Aprendizagem e autonomia do educando

Sebastião Maciel Costa (*)

O ser humano, ao longo de sua história tem registrado infinitas conquistas que coloca o homem no topo da busca, da pesquisa, da curiosidade, da hipótese, da utopia e das verdades. Uma das mais fortes fontes de poder de que o homem dispôs e dispõe em todas as faces da história é a sua autonomia. O domínio sobre o que idealiza, sobre o que propõe e o que realiza. Na perspectiva de “status” a autonomia confere ao sujeito-agente a classificação onde o mesmo se coloca diante de si, dos seus propósitos e o do outro. Com o passar do tempo, o ato autônomo, consciente, maduro ecoa para as futuras gerações, como um indicativo de grandeza, destaque, liberdade e confiança. Autonomia:1 Qualidade ou estado de autônomo.2 Sociol e Polít. Autodeterminação político-administrativa de que podem gozar, relativamente, grupos (partidos, sindicatos, corporações, cooperativas etc.), em relação ao país ou comunidade política dos quais fazem parte. 3.Liberdade moral ou intelectual.4 Biol Independência funcional de partes do organismo ou do organismo inteiro. (Moderno Dicionário - Michaelis ).

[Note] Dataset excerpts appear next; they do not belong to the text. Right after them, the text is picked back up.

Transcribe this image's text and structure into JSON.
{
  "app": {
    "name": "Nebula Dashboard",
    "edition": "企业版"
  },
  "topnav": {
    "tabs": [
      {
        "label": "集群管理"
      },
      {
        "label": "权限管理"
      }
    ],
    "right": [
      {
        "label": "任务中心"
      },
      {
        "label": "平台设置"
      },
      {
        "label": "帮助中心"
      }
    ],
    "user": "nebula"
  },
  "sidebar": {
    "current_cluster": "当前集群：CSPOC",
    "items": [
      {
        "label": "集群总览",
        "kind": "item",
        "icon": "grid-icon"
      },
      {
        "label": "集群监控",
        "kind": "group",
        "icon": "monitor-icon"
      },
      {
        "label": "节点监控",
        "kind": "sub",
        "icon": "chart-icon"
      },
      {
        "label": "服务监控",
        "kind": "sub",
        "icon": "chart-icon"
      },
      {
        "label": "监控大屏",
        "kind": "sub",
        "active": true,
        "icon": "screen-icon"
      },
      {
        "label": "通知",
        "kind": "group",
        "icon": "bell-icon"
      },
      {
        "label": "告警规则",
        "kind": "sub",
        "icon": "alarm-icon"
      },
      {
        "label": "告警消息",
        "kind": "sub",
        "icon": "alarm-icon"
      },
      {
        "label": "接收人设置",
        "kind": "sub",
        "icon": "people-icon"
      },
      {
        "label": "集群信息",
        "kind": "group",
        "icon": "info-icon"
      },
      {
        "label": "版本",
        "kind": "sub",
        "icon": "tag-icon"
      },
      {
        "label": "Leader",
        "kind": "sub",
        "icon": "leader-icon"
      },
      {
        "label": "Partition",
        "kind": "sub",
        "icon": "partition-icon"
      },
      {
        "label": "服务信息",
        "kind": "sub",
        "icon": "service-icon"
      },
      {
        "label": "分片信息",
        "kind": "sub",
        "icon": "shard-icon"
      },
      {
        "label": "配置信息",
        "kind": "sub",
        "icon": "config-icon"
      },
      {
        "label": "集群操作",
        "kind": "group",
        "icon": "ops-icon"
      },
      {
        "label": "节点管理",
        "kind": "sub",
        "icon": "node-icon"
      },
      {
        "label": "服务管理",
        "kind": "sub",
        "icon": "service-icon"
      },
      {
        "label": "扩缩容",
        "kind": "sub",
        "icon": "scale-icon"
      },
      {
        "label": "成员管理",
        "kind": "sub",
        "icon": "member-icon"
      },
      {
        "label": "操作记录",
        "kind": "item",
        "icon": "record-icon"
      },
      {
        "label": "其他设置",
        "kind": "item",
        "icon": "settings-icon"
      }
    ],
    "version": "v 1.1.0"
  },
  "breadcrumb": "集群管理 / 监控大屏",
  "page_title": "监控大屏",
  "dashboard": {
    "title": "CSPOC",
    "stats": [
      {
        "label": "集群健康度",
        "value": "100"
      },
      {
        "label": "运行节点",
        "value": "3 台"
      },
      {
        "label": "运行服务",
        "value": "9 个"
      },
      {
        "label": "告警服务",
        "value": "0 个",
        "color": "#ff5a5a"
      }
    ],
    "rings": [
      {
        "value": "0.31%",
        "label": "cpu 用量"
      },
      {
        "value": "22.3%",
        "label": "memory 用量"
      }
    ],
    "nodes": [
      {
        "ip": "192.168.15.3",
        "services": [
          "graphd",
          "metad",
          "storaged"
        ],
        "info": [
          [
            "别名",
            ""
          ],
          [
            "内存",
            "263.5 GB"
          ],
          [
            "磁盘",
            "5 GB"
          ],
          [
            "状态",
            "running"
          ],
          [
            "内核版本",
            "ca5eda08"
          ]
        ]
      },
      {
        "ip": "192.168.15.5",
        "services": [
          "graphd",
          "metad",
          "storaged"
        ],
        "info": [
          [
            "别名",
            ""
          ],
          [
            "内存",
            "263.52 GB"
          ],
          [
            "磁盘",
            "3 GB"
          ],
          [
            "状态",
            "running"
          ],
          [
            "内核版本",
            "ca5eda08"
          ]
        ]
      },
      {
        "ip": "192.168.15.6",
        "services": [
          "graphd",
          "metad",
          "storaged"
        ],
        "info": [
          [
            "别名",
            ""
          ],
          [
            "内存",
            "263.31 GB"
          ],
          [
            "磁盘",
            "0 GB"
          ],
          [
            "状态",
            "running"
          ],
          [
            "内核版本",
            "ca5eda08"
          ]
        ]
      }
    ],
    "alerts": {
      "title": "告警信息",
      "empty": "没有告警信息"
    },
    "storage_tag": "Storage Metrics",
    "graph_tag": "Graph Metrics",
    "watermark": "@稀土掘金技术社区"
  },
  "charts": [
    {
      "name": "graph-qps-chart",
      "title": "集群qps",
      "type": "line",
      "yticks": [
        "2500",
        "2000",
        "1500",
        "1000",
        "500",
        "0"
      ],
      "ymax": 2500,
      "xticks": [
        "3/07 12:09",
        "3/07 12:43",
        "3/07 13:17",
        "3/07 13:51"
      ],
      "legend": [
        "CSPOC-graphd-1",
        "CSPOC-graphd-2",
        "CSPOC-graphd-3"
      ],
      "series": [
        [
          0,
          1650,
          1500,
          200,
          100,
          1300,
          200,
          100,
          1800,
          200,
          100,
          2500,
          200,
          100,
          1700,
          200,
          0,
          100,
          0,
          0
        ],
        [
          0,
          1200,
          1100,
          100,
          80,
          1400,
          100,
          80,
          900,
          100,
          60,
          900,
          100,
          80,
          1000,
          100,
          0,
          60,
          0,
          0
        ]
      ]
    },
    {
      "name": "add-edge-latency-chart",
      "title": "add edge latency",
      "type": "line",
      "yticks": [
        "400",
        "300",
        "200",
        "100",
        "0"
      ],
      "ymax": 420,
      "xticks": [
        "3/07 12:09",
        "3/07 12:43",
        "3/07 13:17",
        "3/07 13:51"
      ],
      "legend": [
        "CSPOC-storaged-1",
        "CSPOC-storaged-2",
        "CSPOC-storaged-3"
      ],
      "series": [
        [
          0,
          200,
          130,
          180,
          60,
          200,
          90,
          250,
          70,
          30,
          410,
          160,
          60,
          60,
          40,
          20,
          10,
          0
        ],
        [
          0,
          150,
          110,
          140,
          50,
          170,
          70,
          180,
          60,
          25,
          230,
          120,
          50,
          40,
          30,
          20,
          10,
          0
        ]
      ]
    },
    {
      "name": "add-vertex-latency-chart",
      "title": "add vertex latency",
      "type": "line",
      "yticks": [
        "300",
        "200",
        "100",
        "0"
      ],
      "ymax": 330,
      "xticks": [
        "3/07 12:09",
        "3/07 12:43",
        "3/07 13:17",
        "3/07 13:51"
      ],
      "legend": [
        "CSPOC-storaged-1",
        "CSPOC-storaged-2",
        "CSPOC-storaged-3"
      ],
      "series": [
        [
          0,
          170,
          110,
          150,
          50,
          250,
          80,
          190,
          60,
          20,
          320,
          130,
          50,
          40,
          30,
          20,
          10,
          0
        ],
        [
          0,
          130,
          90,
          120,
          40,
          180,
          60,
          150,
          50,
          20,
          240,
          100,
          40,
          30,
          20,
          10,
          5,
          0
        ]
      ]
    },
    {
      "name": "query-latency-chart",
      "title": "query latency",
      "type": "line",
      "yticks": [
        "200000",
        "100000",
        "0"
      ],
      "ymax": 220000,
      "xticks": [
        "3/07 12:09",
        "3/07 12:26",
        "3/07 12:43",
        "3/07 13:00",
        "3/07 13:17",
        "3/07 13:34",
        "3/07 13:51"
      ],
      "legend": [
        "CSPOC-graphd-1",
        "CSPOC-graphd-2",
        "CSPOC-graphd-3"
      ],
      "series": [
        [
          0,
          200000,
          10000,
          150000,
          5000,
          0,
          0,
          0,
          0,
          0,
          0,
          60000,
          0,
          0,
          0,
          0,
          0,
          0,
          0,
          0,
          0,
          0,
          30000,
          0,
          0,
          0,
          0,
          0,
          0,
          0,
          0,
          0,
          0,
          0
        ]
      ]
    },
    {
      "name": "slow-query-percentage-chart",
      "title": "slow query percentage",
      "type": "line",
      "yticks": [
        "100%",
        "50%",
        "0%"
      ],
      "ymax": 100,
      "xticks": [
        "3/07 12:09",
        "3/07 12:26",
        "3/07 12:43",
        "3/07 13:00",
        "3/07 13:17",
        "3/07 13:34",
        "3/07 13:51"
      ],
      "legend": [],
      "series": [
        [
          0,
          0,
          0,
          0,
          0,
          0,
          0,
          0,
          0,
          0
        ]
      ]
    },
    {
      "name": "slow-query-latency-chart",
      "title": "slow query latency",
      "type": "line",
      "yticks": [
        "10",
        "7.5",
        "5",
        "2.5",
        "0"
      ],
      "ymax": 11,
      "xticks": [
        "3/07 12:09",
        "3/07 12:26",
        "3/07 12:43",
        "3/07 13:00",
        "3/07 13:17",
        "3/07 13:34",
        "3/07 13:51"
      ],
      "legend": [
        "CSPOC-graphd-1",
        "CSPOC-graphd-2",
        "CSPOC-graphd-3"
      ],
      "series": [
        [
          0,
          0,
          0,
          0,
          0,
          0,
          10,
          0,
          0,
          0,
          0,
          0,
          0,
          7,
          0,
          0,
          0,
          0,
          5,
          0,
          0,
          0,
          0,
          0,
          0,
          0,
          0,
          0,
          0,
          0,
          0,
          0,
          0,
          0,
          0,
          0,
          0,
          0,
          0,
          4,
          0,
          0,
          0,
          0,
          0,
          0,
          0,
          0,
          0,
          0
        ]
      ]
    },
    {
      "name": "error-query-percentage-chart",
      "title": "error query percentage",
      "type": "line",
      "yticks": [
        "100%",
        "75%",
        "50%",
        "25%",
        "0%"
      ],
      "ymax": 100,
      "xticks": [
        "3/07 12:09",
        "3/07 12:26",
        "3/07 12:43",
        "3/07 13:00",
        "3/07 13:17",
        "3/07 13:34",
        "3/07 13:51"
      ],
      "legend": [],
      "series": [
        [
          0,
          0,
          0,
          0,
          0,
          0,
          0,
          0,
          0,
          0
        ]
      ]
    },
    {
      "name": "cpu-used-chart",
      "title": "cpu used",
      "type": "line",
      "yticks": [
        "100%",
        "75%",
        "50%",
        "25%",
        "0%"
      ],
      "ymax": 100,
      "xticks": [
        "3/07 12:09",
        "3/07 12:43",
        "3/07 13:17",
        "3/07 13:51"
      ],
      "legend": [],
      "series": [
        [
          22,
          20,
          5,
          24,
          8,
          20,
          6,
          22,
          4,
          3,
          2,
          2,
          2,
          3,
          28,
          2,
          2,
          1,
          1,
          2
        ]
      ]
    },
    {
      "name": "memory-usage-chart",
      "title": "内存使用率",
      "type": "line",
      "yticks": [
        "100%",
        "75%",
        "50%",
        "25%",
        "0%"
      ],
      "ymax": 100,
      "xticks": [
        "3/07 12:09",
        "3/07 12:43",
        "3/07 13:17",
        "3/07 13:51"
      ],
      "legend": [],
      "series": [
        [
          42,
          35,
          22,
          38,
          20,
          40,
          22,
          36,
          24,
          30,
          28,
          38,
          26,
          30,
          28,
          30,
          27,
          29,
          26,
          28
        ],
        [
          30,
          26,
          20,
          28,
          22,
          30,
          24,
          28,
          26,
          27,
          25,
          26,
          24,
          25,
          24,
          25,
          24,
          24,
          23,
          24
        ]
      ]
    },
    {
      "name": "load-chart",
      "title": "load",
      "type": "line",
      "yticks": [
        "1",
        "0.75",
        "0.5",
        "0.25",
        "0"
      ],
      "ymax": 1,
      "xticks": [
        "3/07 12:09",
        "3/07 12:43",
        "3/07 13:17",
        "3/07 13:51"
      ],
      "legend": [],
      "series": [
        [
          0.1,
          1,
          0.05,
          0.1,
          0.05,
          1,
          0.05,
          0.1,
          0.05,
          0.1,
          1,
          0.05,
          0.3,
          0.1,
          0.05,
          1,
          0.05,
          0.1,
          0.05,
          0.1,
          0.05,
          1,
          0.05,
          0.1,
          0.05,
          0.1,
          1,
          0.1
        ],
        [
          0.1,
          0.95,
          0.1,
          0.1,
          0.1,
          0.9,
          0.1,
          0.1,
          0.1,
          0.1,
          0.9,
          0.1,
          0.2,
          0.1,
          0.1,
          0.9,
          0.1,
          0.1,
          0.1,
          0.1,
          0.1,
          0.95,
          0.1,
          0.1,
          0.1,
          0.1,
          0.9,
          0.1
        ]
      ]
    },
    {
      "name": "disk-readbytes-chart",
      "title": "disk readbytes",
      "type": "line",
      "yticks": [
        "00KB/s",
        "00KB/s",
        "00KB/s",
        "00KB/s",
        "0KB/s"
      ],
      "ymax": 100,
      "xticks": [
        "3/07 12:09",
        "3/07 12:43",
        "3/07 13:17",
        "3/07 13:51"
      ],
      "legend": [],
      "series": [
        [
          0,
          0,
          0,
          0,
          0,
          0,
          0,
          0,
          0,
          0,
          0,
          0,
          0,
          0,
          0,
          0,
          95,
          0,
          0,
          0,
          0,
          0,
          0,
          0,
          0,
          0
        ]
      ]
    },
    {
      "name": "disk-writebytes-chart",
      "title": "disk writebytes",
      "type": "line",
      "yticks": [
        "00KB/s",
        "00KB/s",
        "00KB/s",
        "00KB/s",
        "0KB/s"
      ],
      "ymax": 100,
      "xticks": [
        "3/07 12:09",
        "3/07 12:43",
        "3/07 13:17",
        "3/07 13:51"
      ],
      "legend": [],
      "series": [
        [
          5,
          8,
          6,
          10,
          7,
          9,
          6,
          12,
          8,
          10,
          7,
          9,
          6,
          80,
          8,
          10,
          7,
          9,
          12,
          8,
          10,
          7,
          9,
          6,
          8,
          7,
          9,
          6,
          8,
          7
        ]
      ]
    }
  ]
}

A autorregulação no processo de ensino aprendizagem apresenta algumas linhas que embricam em questões que nos conduzem ao processo de avaliação que resulta de um gradativo caminhar entre os primeiros sinais de aprendizagem e a confirmação da apreensão de conteúdos que trabalhados nos indicam que houve liberdade, direito, reconhecimento, espaço, oportunidade e autonomia dos envolvidos. Esse envolvimento professor-aluno implica o sentimento de autonomia de forma bilateral: o professor dispondo de autonomia para conduzir, em nome de sua escola o processo de ensino, respeitando limites e vontades e o aluno com o reconhecimento de que o seu saber não precisa ser buscado por meio de sacrifícios e renúncias no seu modo de ver, pensar e agir.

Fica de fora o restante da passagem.